简体   繁体   English

Python:如何从 csv 文件的第二行开始迭代每第三行

[英]Python: How to iterate every third row starting with the second row of a csv file

I'm trying to write a program that iterates through the length of a csv file row by row.我正在尝试编写一个程序,它逐行遍历 csv 文件的长度。 It will create 3 new csv files and write data from the source csv file to each of them.它将创建 3 个新的 csv 文件并将数据从源 csv 文件写入每个文件。 The program does this for the entire row length of the csv file.该程序对 csv 文件的整个行长度执行此操作。

For the first if statement, I want it to copy every third row starting at the first row and save it to a new csv file(the next row it copies would be row 4, row 7, row 10, etc)对于第一个 if 语句,我希望它从第一行开始每三行复制一次并将其保存到一个新的 csv 文件中(它复制的下一行将是第 4 行、第 7 行、第 10 行等)

For the second if statement, I want it to copy every third row starting at the second row and save it to a new csv file(the next row it copies would be row 5, row 8, row 11, etc).对于第二个 if 语句,我希望它从第二行开始每三行复制一次并将其保存到一个新的 csv 文件(它复制的下一行将是第 5 行、第 8 行、第 11 行等)。

For the third if statement, I want it to copy every third row starting at the third row and save it to a new csv file(the next row it copies would be row 6, row 9, row 12, etc).对于第三个 if 语句,我希望它从第三行开始复制每第三行并将其保存到一个新的 csv 文件(它复制的下一行将是第 6 行、第 9 行、第 12 行等)。

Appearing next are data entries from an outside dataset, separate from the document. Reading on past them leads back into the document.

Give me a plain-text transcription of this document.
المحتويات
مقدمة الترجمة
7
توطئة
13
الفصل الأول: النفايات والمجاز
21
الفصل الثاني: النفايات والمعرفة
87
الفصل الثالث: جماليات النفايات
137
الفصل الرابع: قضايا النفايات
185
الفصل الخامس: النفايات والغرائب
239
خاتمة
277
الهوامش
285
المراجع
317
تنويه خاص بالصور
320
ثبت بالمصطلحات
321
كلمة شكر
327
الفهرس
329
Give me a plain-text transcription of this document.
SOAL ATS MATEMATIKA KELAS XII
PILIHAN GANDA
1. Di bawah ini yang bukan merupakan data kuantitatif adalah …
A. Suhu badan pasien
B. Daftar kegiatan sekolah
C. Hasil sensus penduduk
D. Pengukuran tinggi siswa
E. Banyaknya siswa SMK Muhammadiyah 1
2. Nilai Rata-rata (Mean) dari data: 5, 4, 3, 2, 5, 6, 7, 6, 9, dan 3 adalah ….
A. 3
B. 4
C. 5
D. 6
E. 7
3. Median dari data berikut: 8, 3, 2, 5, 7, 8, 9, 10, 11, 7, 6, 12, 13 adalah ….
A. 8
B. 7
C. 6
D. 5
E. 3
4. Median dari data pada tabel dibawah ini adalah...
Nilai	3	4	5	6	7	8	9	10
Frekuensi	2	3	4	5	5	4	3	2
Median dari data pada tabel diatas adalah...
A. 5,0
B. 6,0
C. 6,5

The second "if" statement I wrote that creates the first "agentList1.csv" works exactly the way I want it to but I can't figure out how to get the first "elif" statement to start from the second row and the second "elif" statement to start from the third row.我编写的第二个“if”语句创建了第一个“agentList1.csv”,它的工作方式与我想要的完全一样,但我不知道如何让第一个“elif”语句从第二行和第二行开始“elif”语句从第三行开始。 Any help would be much appreciated!任何帮助将非常感激!

Here's my code:这是我的代码:

for index, row in Sourcedataframe.iterrows(): #going through each row line by line

#this for loop counts the amount of times it has gone through the csv file. If it has gone through it more than three times, it resets the counter back to 1.
for column in Sourcedataframe: 
    if count > 3:
        count = 1

        #if program is on it's first count, it opens the 'Sourcedataframe', reads/writes every third row to a new csv file named 'agentList1.csv'.
    if count == 1:
        with open('blankAgentList.csv') as infile: 

          with open('agentList1.csv', 'w') as outfile:
            reader = csv.DictReader(infile)
            writer = csv.DictWriter(outfile, fieldnames=reader.fieldnames)
            writer.writeheader()
            for row in reader:
                count2 += 1
                if not count2 % 3:
                    writer.writerow(row)

    elif count == 2:
        with open('blankAgentList.csv') as infile:

          with open('agentList2.csv', 'w') as outfile:
            reader = csv.DictReader(infile)
            writer = csv.DictWriter(outfile, fieldnames=reader.fieldnames)
            writer.writeheader()
            for row in reader:
                count2 += 1
                if not count2 % 3:
                    writer.writerow(row)

    elif count == 3:
        with open('blankAgentList.csv') as infile:

          with open('agentList3.csv', 'w') as outfile:
            reader = csv.DictReader(infile)
            writer = csv.DictWriter(outfile, fieldnames=reader.fieldnames)
            writer.writeheader()
            for row in reader:
                count2 += 1
                if not count2 % 3:
                    writer.writerow(row)

    count = count + 1 #counts how many times it has ran through the main for loop. 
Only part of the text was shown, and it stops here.